Neural networks have a lot of parameters, are quite memory intensive, and have a lot of potential for energetically expensive data motion. Of primary concern is the question of on-chip versus off-chip memory. Off-chip memory provides excellent density, allowing for bigger models, but accessing off-chip memory costs a lot of energy, which often puts such systems beyond the power budgets of the envisioned initial applications. 

So, when you’re looking at ultra-power-efficient endpoint embedded solutions, you will want to put everything a single die, but then you will hit area and cost issues. This is where algorithm-hardware codesign comes into play; the two really must be done together. 

You can’t just naively take an algorithm and map it down to a chip. It would cost too much energy or money or not just perform well. You have to think carefully about how to make that algorithm efficient. That’s the hardware and algorithm co-design challenge. We spend a lot of effort on the algorithm side to fit everything on-chip, and, once it’s on-chip, to map the algorithm onto the chip’s compute fabric. 

As we design, we’re exploring many potential applications because we want to apply our technology as widely as possible. The market is not nearly as black-and-white as endpoint-and-cloud terminology suggests. 

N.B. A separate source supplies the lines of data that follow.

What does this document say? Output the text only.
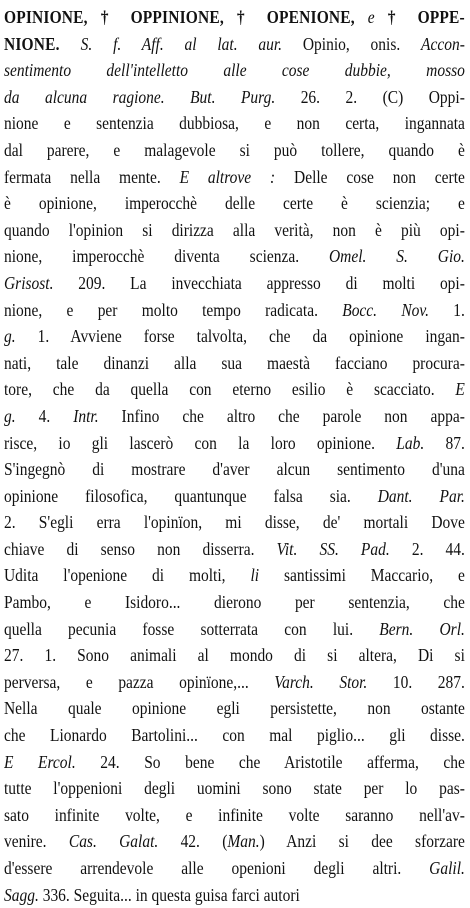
OPINIONE, † OPPINIONE, † OPENIONE, e † OPPE-
NIONE. S. f. Aff. al lat. aur. Opinio, onis. Accon-
sentimento dell'intelletto alle cose dubbie, mosso
da alcuna ragione. But. Purg. 26. 2. (C) Oppi-
nione e sentenzia dubbiosa, e non certa, ingannata
dal parere, e malagevole si può tollere, quando è
fermata nella mente. E altrove : Delle cose non certe
è opinione, imperocchè delle certe è scienzia; e
quando l'opinion si dirizza alla verità, non è più opi-
nione, imperocchè diventa scienza. Omel. S. Gio.
Grisost. 209. La invecchiata appresso di molti opi-
nione, e per molto tempo radicata. Bocc. Nov. 1.
g. 1. Avviene forse talvolta, che da opinione ingan-
nati, tale dinanzi alla sua maestà facciano procura-
tore, che da quella con eterno esilio è scacciato. E
g. 4. Intr. Infino che altro che parole non appa-
risce, io gli lascerò con la loro opinione. Lab. 87.
S'ingegnò di mostrare d'aver alcun sentimento d'una
opinione filosofica, quantunque falsa sia. Dant. Par.
2. S'egli erra l'opinïon, mi disse, de' mortali Dove
chiave di senso non disserra. Vit. SS. Pad. 2. 44.
Udita l'openione di molti, li santissimi Maccario, e
Pambo, e Isidoro... dierono per sentenzia, che
quella pecunia fosse sotterrata con lui. Bern. Orl.
27. 1. Sono animali al mondo di si altera, Di si
perversa, e pazza opinïone,... Varch. Stor. 10. 287.
Nella quale opinione egli persistette, non ostante
che Lionardo Bartolini... con mal piglio... gli disse.
E Ercol. 24. So bene che Aristotile afferma, che
tutte l'oppenioni degli uomini sono state per lo pas-
sato infinite volte, e infinite volte saranno nell'av-
venire. Cas. Galat. 42. (Man.) Anzi si dee sforzare
d'essere arrendevole alle openioni degli altri. Galil.
Sagg. 336. Seguita... in questa guisa farci autori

We see it as a continuum. It’s not like you’re either in datacenters or in tiny battery-powered devices. There are many nodes across the spectrum—everything from on-prem servers, to laptops, phones, smartwatches, earbuds, and even sensors out in the middle of nowhere with no power source could use more efficient neural network compute. 

We want to deliver ultra-efficient compute. To us, this is our primary mission. When you’re in tough environments with tight requirements, that’s when you’re going to want to use our technology.  

Arm Flexible Access for Startups gave us the design flexibility we needed 

We’re a small team for now, so we need to focus on our strengths. There’s the core hardware accelerator, the software that goes with it, and the algorithms. Then, there’s technology to take that value and serve customers. This is where we’re very excited to be working with Arm and the Arm Flexible Access for Startups program. 

To integrate with customer designs, you need an interface to handle communications and off-load a bit of compute. This is not something we think about day-to-day in terms of our core engineering or IP. This is why it’s paramount to have a well-established, reliable partner like Arm to work with because you don’t have to reinvent everything or spend effort educating the market. Everyone knows Arm, and Arm is a well-known path to integration. Arm solves one of our biggest commercial challenges, and that’s why working with Arm is key.

One of the attractive elements of the Arm Flexible Access for Startups program is the ecosystem support. The ecosystem reduces barriers to adoption, which in turn drives innovation. When you’re planning projects, you need clear and accessible specifications and information about which products do what. 

Making actionable information available upfront without huge outlays and with the ability to evaluate different IP and run experiments in the sandbox is huge for us. The program’s pricing models are much more aligned with how startups grow than traditional IP vending. 

Standing at the beginning of the SoC integration path, we have an exciting journey ahead, and we’ll have more interesting perspectives the deeper we get into it. We have the initial design and are moving toward an ASIC implementation, making the Arm Flexible Access for Startups program an important tool to have.